Mechanism of skeletal muscle disorders in myotonic dystrophy

2022 Fiscal Year Final Research Report

• Project/Area Number: 19K17007
• Research Category: Grant-in-Aid for Early-Career Scientists
• Allocation Type: Multi-year Fund
• Review Section: Basic Section 52020:Neurology-related
• Research Institution: Osaka University
• Principal Investigator: Hasuike Yuhei 大阪大学, 大学院医学系研究科, 招へい教員 (90838351)
• Project Period (FY): 2019-04-01 – 2023-03-31
• Keywords: 筋強直性ジストロフィー / 骨格筋障害

Outline of Final Research Achievements

Myotonic dystrophy type 1 (DM1) is a dominantly inherited disorder due to a toxic gain of function of RNA transcripts containing expanded CUG repeats (CUGexp). Although the involvement of cellular senescence, a critical component of aging, was suggested in studies of DM1 patient-derived cells, the detailed mechanism of cellular senescence caused by CUGexp RNA remains unelucidated.Here, we developed a DM1 cell model that conditionally expressed CUGexp RNA in human primary cells so that we could perform a detailed assessment that eliminated the variability in primary cells from different origins.

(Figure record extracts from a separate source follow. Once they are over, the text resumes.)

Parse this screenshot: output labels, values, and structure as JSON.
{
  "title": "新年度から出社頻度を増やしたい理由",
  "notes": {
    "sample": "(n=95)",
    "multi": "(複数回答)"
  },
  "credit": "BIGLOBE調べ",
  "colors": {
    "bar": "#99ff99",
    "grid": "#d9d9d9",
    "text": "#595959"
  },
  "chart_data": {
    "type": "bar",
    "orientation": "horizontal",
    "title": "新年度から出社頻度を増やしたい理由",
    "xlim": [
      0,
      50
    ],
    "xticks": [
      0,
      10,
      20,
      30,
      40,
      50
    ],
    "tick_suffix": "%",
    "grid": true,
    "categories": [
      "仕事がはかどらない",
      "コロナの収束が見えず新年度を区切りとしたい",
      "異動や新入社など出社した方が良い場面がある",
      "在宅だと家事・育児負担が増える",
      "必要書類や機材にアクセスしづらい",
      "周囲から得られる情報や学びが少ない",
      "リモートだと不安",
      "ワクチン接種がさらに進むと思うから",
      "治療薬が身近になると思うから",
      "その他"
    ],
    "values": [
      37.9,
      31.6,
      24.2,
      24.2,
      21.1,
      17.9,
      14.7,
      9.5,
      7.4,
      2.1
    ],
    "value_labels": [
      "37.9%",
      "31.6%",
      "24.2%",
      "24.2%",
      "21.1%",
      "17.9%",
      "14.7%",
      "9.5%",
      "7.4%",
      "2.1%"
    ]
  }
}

Our DM1 model cells demonstrated that CUGexp RNA expression induced cellular senescence by a telomere-independent mechanism. Furthermore, the toxic RNA expression caused mitochondrial dysfunction, excessive reactive oxygen species production, and DNA damage and response. This study provides unequivocal evidence of the induction of premature senescence by CUGexp RNA in our DM1 model cells.

Free Research Field

神経内科学

Academic Significance and Societal Importance of the Research Achievements

DM1患者は、筋肉の衰え、認知機能障害、白内障、前頭部禿頭、内分泌異常などの早老症に類似した症状を呈する。本研究では、最適なヒトDM1細胞モデルを作成し、異常RNAの発現がテロメア非依存的なメカニズムで細胞老化を誘導することを実証した。また、その老化メカニズムの一端を明らかにした。異常伸長リピートをもつRNAに起因する老化誘導因子を標的とした介入は、DM1における早老症と類似した症状に対する治療薬につながる可能性がある。